What are some of the common techniques for density estimation? I'm trying to estimate the probability density function of a real random variable given its iid realizations. What are some of the standard techniques to do this? Also, is there any reasonable assumptions on the smoothness of the probability density function that's being commonly used in this field?
I'd greatly appreciate any of your pointers or references.
 A: Traditionally, histograms have been used as density estimators. Various
algorithms for the number of bins, based on the number of observations,
are in use. Rationales for these algorithms are based on the goal that
the histogram should give an idea of the shape of the population distribution.
Section 3.2 of the Wikipedia article on histograms shows several commonly implemented
rules.
However, in binning the data to make a histogram, some information is lost. 
Accordingly, an empirical CDF curve (jumping by $\frac{1}{n}$th at each observation)
is often a clearer indication of the population CDF than a histogram is of
the population PDF (density).  The plots below illustrate this for
a sample of size $n = 100$ from $\mathsf{Gamma}(shape=5,rate=1/10).$

set.seed(1776);  x = rgamma(100, 5, .1)
par(mfrow=c(1,2))
  hist(x, prob=T, col="skyblue2", main="Histogram: Sample of 100 from GAMMA(5,rate=.1)")
    curve(dgamma(x,5, .1), col="blue", lwd=3, add=T)
  plot(ecdf(x), main="ECDF: Sample of 100 from Gamma(4, rate=.1)"); 
    curve(pgamma(x, 5,.1), lwd=3, col="blue", add=T)
par(mfrow=c(1,1))

One modern method of density estimation, usually implemented by computer,
in a kernel density estimator (KDE).
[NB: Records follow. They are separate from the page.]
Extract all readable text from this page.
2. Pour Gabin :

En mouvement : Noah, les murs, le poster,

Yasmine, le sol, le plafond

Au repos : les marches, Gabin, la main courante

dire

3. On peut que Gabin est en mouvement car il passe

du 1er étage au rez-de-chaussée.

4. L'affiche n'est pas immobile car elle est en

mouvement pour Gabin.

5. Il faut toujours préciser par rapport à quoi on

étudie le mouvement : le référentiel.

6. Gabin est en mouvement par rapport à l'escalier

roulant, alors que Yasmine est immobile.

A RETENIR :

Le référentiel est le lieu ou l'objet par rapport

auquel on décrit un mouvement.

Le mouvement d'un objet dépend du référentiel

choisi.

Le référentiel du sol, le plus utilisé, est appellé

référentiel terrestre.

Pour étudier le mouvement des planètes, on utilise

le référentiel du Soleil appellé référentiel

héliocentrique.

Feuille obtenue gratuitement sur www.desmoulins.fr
Roughly, curves are generated to approximate
the population density in various subintervals of the span of the data, and
then the the curves are fit together to form a smooth curve. The term 'kernel'
refers to the type of curve (perhaps part of a normal density curve), and
the term 'bandwidth' refers to the length of the subintervals. You can
see the relevant Wikipedia article for a more technical explantation; I have found the book by Silverman (1985), referenced there to be
a very clearly written starting place. 
KDEs are implemented in R statistical software. The figure below shows the
density curve (cyan) of $\mathsf{Norm}(\mu=100, \sigma=15),$ a histogram of a random
sample of size $n=500$ from this distribution, and the default KDE (red) from R based
on the sample. (The tick marks below the horizontal axis show exact locations
of the 500 observations.)

set.seed(1234); m = 500;  mu = 100; sg = 15
x = rnorm(m, mu, sg)
hist(x, prob=T, col="skyblue3", main="Sample of 500 from NORM(100,15)")
curve(dnorm(x, mu, sg), lwd = 2, col="cyan", add=T)
lines(density(x), lwd=3, col="red")  # density estimator implemented here

Note: Of course, if you know the population is normal, then it is better to use this information and
to estimate $\mu$ by $\bar X = 100.04$ and $\sigma$ by $S = 15.5.$ Then
plot a normal density curve using these estimates.
mean(x);  sd(x)
## 100.0276
## 15.52221

A: The most common methods are Histograms and Kernel Density Estimation.  Good references are "All of Nonparameteric Statistics" by Wasserman and "Density Estimation for Statistics and Data Analysis" by Silverman.
Yes, various smoothness assumptions play a role when you want to prove convergence of the estimate to the true density - see the suggested references for more info.